We have a MySQL master database which replicates to a MySQL slave. We were experiencing issues where MySQL was showing a high number of writes (but not an increased number of queries being ran) for a short period of time (a few hours). We are trying to investigate the cause.

Normally our binary logs are 1 GB in file size but during the period that we were experiencing these issues, the log files jumped to 8.5 GB.

When I run mysqlbinlog --short-form BINARYLOG.0000 on one of the 8.5 GB binary log it only returns 196 KB of queries and data. When I run mysqlbinlog --short-form on a normal binary log (1 GB) it returns around 8,500 KB worth of queries and database activity. That doesn't make sense because it has 7 GB more of data yet returns less than a 1 GB binary log file.

I see lots of these statements with very sequential timestamps, but I'm not sure if that's related to the problem because they're in both the normal period as well as when we experienced these issues.

SET TIMESTAMP=1391452372/*!*/;COMMIT/*!*/;
SET TIMESTAMP=1391452372/*!*/;BEGIN/*!*/;COMMIT/*!*/;
SET TIMESTAMP=1391452372/*!*/;BEGIN/*!*/;COMMIT/*!*/;
SET TIMESTAMP=1391452372/*!*/;BEGIN/*!*/;COMMIT/*!*/;

How can I determine what caused those binary logs to balloon in size which also caused high writes, so much so it took the server offline at points, almost like a DDoS attack would?

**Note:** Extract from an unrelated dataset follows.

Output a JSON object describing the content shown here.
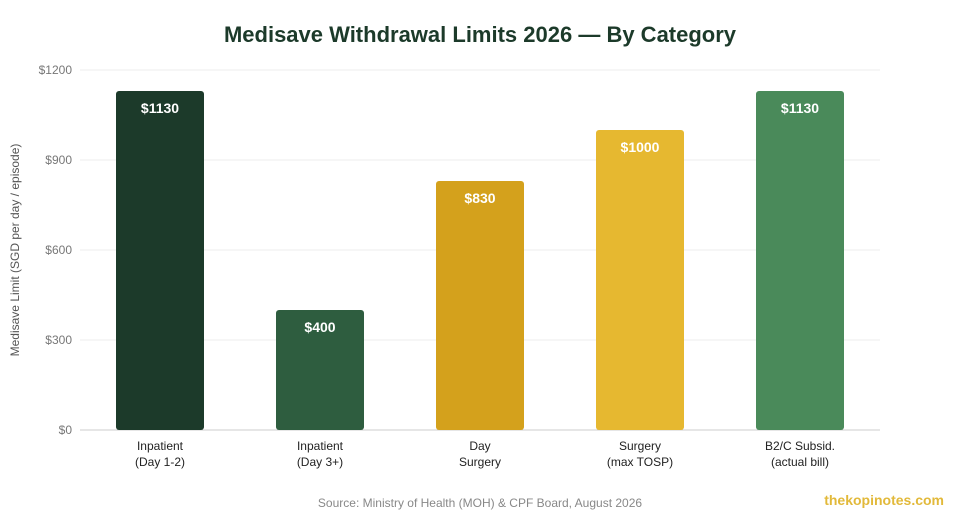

How could mysqlbinlog return so much less data, even though the binary log file itself had 7 GB more? What can I do to identify the difference between a normal period where the binary logs are 1 GB to the period we had issues with the 8 GB binary log? Thank you for any help you can provide.


2 Answers 2


Don't use --short-form. You are suppressing much of what you want to see.


Display only the statements contained in the log, without any extra information or row-based events. This is for testing only, and should not be used in production systems.


That is a largely pointless option, since it returns only the statements contained in the log. If you have a binlog that large, it's unlikely that it's full of statements -- it's full of row events.

--base64-output=decode-rows --verbose are the options you are looking for.


You will, at the very least, not be disappointed by the quantity of data returned... it will be much larger than the actual binlogs themselves, which are stored in a relatively tightly-packed format.

  • I was using the --short-form in order to make the file more manageable in terms of opening and searching. I've tried gVim and it crashes on the 8GB files. I'll see what I get using your options and if it's something I can open and look at without it crashing.
    – billvsd
    Feb 6, 2014 at 21:10
  • You aren't likely to be able to open it with anything, but you can pipe the output of mysqlbinlog through less and page through it, using the space bar, and use / followed by a simple text string or regular expression to seek forward in the stream to the next occurrence of the search string. Control-u to go up a screen or ctrl-d to go down. Or pipe through grep to find or count occurrences of specific things. Or use split or sed or tail or head to divide it into more manageable chunks. Feb 6, 2014 at 23:23

Check the value of binlog-row-image. If it is full, try to change it to minimal.